Sunrise Stories.


I wake up next to you, like I always do, and this chilly, brisk April morning is forcing me to bring the blanket closer to my skin, to feel warm and safe somehow.

And this morning, I do really want to smile and show you the beauty rising before us this very instant, yet suddenly, my power fades and falters, like vapours rising from a forceful, gushing ocean. The glimmer wakening in my heart fails to ignite, so I wrap myself around the covers more gently, spending a few minutes lost in thought.

Dearest, I love you. It’s a faith I want to scream out loud in graceful melodies. But some days, I’m a little bit unsure, a little bit unsafe to speak how I truly feel; for it’s often guilt and shame that encompasses every idea that runs through my head, when the notion is darkened with loathe and contempt. Deep down I know I am grateful, and there is this shower of mindfulness soaking me inwardly. But days like today, I can’t quite recognise it. I can’t project this beautiful, flowery picture into my head so vividly.
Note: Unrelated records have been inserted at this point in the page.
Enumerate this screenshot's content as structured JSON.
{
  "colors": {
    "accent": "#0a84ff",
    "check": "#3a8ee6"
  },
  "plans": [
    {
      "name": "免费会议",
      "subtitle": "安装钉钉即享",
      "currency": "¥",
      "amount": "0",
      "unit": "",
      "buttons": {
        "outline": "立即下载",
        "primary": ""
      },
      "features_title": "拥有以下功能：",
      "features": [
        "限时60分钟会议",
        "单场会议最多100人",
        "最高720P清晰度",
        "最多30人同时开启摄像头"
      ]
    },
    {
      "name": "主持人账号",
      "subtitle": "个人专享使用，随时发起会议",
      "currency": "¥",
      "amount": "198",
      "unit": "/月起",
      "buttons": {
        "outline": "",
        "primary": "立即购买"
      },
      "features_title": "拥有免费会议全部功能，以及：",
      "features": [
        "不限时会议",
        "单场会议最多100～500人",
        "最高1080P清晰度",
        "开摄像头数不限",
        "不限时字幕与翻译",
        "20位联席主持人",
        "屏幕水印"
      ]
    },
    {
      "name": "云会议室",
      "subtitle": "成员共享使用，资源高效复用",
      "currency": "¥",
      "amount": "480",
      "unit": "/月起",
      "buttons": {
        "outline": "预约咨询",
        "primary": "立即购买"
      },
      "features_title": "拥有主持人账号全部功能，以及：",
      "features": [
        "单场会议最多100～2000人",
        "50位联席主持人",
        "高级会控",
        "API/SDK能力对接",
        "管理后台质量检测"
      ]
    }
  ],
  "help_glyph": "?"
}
And you open your eyes for the first time that day and gaze into mine. A part of me wants to whisper good morning to you, as usual, yet I avert my gaze. I look down and around, rummaging for distractions, away from the boundless river of love and appreciation streaming towards me. It’s as if my soul has become a dam and it’s keeping this heartfelt love outside. It’s pushing it away— because I feel quite undeserving, quite not ready to receive— so it fills me with shame and guilt because at the very same time, I still want to love you wholly.

But you understand. You seem to always glimpse that raging war within me and allow me to be. You understand that I’m still grateful, still confident and whole yet there are times when I need this space to be somehow broken and lost, fallen into this vacant space of exploration and discovery. Still though, as our beloved sunbeams pierce through the curtains and illuminate our room, you pull me in close, despite my insecurities and doubts. Every cell of my body is screaming to let go, to feel hate and shame rather than peace and mindfulness. Every cell of my body wants to release.

But I let go.

I’m encompassed by the warmth of your arms and I close my eyes, my heart beating while it surrenders to the soft currents of your peaceful river. I gently open my eyes and we silently communicate the fears I never have the courage to talk about, or even have the ability to articulate and verbalise.

Soon enough, after some of that fight is gone, I am able to breathe more gracefully and less restlessly. My body feels like a home and I’m safe in it once more though I’ve lived a long time feeling as if I was a foreigner, a stranger— an intruder. I grew up to despise myself and to somehow believe what others proclaimed; their judgements and criticisms. Do not worry, dearest. I am not afraid. Perhaps I am just regularly fighting what surfaces up from the ashes of the security and love that had been burned from a long time ago. It’s a process— I do hope you understand.

This time, you smile into my eyes and I thank you. I thank you for the roses you have planted in my lungs for they are infinitely beautiful, but it gets hard to breathe sometimes, to accept all this love you’re giving so freely. It makes me want to plant you sunflowers in return, but you’ve taught me that we are the ones solely responsible for planting our own seeds.

And I’ve become a gardener in this vivid, morning-light dream.